Cons - Blood draws involve needle sticks. Blood testing provides only single-point evaluation, and because hormone levels can fluctuate widely during the day, reference ranges are typically broad. Although estradiol, estrone, testosterone, and DHEA can be evaluated, blood testing has limited ability to assess non-pregnancy levels of estriol in women using transdermal preparations so it is not suggested to test blood levels of estriol. Furthermore, with the exception of testosterone, these tests generally measure total amounts (bound and unbound) of hormones being tested, which are not as clinically meaningful as free hormone levels. Finally, there is no blood hormone metabolite testing available (Larsen 2014).

6 Phytoestrogens and Nutritional Support

Phytoestrogens are dietary bioactives and natural compounds found in some plants that are similar in structure to estrogens. Although several types of plant compounds are classified as phytoestrogens (Landete 2016), the most studied of these are isoflavones and lignans (Chen 2015). Phytoestrogens in plants are largely inactive but are metabolized into active compounds by intestinal bacteria (Vitale 2013; Gencel 2012). Once absorbed, activated phytoestrogens exert estrogen-like effects in the body and may be an alternative to bioidentical HRT for some women (Sirotkin 2014; Landete 2016).

Some of the best evidence to support the use of phytoestrogens comes from Asia, where menopausal symptoms are milder and less common, and breast cancer incidence is lower than in Europe and North America. One explanation may be the phytoestrogens found in soy and other plant products commonly consumed in Asian diets (Aso 2010; Cho 2010; Sarkar 2003).

Phytoestrogens bind to estrogen receptors and help modulate estrogen activity (Zittermann 2003; Hajirahimkhan, Dietz 2013; Vitale 2013). The estrogenic effects of phytoestrogens vary but are generally weak relative to estradiol; in the presence of estradiol, they appear to have anti-estrogenic effects as they compete with estradiol for estrogen receptor binding sites (Hajirahimkhan, Dietz 2013; Ko 2014).
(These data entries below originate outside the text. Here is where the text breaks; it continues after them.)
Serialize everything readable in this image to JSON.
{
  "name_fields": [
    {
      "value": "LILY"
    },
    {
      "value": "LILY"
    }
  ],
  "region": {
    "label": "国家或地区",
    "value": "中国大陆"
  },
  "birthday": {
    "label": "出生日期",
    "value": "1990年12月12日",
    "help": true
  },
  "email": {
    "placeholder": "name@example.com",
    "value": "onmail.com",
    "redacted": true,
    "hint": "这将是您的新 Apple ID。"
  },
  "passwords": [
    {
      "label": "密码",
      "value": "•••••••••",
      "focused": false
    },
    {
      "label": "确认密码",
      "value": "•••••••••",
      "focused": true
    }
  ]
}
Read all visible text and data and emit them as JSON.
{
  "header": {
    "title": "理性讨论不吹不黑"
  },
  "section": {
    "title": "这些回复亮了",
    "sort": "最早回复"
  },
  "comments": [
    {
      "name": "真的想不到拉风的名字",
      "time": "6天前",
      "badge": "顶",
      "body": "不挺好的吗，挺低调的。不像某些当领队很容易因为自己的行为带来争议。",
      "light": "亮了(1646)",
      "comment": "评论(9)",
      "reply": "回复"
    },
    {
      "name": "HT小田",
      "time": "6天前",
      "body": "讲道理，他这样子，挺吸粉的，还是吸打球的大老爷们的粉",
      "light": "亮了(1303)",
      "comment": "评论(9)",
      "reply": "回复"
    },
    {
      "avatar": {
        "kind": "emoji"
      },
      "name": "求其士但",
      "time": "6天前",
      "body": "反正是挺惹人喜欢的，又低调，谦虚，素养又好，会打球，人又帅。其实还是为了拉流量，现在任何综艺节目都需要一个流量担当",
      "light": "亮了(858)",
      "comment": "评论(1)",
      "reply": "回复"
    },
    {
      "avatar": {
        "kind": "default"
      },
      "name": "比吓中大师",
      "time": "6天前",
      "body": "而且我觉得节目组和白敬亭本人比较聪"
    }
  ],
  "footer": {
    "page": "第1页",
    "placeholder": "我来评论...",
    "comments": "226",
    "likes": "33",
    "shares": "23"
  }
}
Phytoestrogens have been shown to reduce menopausal symptoms and may decrease the risk of some chronic diseases including cardiovascular disease, osteoporosis, and breast cancer (Bawa 2010; Cho 2010; Miyake 2009; Vitale 2013; Messina 2014; Mainini 2013).
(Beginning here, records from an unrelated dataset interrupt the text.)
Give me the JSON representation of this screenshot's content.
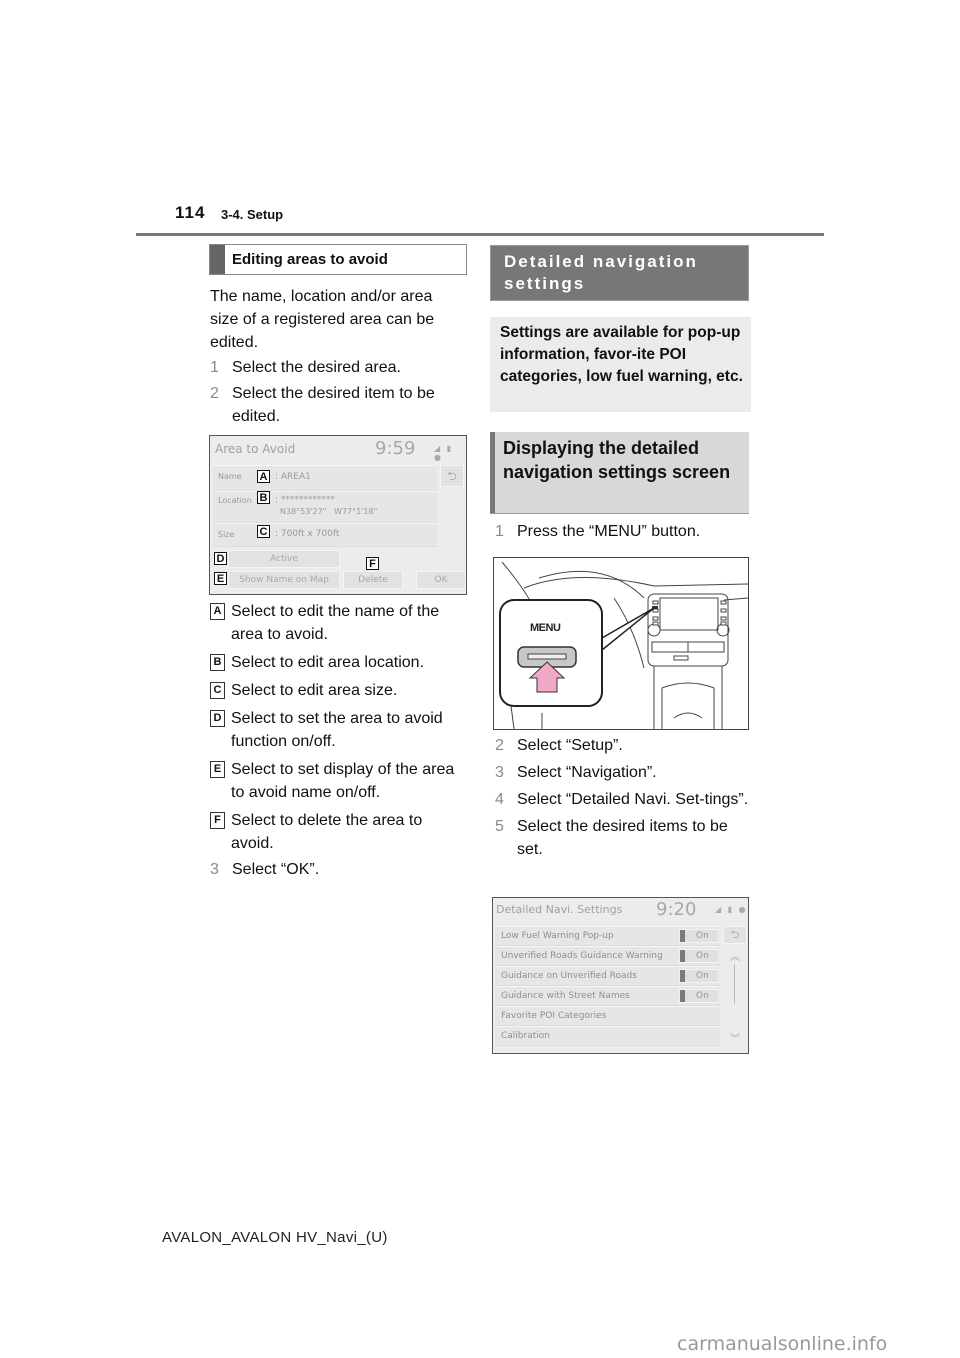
{
  "header": {
    "page_number": "114",
    "section": "3-4. Setup"
  },
  "left": {
    "heading": "Editing areas to avoid",
    "intro": "The name, location and/or area size of a registered area can be edited.",
    "steps_before": [
      {
        "num": "1",
        "text": "Select the desired area."
      },
      {
        "num": "2",
        "text": "Select the desired item to be edited."
      }
    ],
    "screen": {
      "title": "Area to Avoid",
      "clock": "9:59",
      "status_icons": "signal-icon lock-icon info-icon",
      "rows": [
        {
          "label": "Name",
          "callout": "A",
          "value": ": AREA1"
        },
        {
          "label": "Location",
          "callout": "B",
          "value": ": ************",
          "value2": "N38°53'27\"   W77°1'18\""
        },
        {
          "label": "Size",
          "callout": "C",
          "value": ": 700ft x 700ft"
        }
      ],
      "buttons": {
        "active": "Active",
        "show_name": "Show Name on Map",
        "delete": "Delete",
        "ok": "OK"
      },
      "callouts": {
        "D": "D",
        "E": "E",
        "F": "F"
      }
    },
    "legend": [
      {
        "key": "A",
        "text": "Select to edit the name of the area to avoid."
      },
      {
        "key": "B",
        "text": "Select to edit area location."
      },
      {
        "key": "C",
        "text": "Select to edit area size."
      },
      {
        "key": "D",
        "text": "Select to set the area to avoid function on/off."
      },
      {
        "key": "E",
        "text": "Select to set display of the area to avoid name on/off."
      },
      {
        "key": "F",
        "text": "Select to delete the area to avoid."
      }
    ],
    "step_after": {
      "num": "3",
      "text": "Select “OK”."
    }
  },
  "right": {
    "heading": "Detailed navigation settings",
    "intro": "Settings are available for pop-up information, favor-ite POI categories, low fuel warning, etc.",
    "subheading": "Displaying the detailed navigation settings screen",
    "step1": {
      "num": "1",
      "text": "Press the “MENU” button."
    },
    "illustration": {
      "button_label": "MENU",
      "accent": "#f2a8c8"
    },
    "steps": [
      {
        "num": "2",
        "text": "Select “Setup”."
      },
      {
        "num": "3",
        "text": "Select “Navigation”."
      },
      {
        "num": "4",
        "text": "Select “Detailed Navi. Set-tings”."
      },
      {
        "num": "5",
        "text": "Select the desired items to be set."
      }
    ],
    "screen": {
      "title": "Detailed Navi. Settings",
      "clock": "9:20",
      "rows": [
        {
          "label": "Low Fuel Warning Pop-up",
          "toggle": "On"
        },
        {
          "label": "Unverified Roads Guidance Warning",
          "toggle": "On"
        },
        {
          "label": "Guidance on Unverified Roads",
          "toggle": "On"
        },
        {
          "label": "Guidance with Street Names",
          "toggle": "On"
        },
        {
          "label": "Favorite POI Categories"
        },
        {
          "label": "Calibration"
        }
      ]
    }
  },
  "footer": {
    "code": "AVALON_AVALON HV_Navi_(U)",
    "watermark": "carmanualsonline.info"
  }
}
Intriguingly, phytoestrogens seem to preferentially bind estrogen receptor (ER)-beta, as opposed to ER-alpha, which is more strongly activated by estradiol and some other mammalian estrogens (Sirotkin 2014; Messina 2014). ER-beta activation has been proposed as a mechanism for preventing emotional and neurological aspects of aging and menopause (Vargas 2016), and appears to protect against cancerous changes in breast, ovarian, and possibly other tissues (Gallo 2012; Bardin 2004; Bossard 2012; Omoto 2015).

Dietary and supplemental phytoestrogens present a way for women to obtain limited hormonal support without the use of hormone therapy.

Cardiovascular benefits. Unlike conventional HRT, which has been shown to raise the risk of heart attack among postmenopausal women, phytoestrogens appear to have a positive effect on the heart (Gencel 2012; Sirotkin 2014). In 1999, the FDA authorized the use of health claims on food labels that link increased soy consumption with a reduced risk of coronary artery disease (Vincent 2000).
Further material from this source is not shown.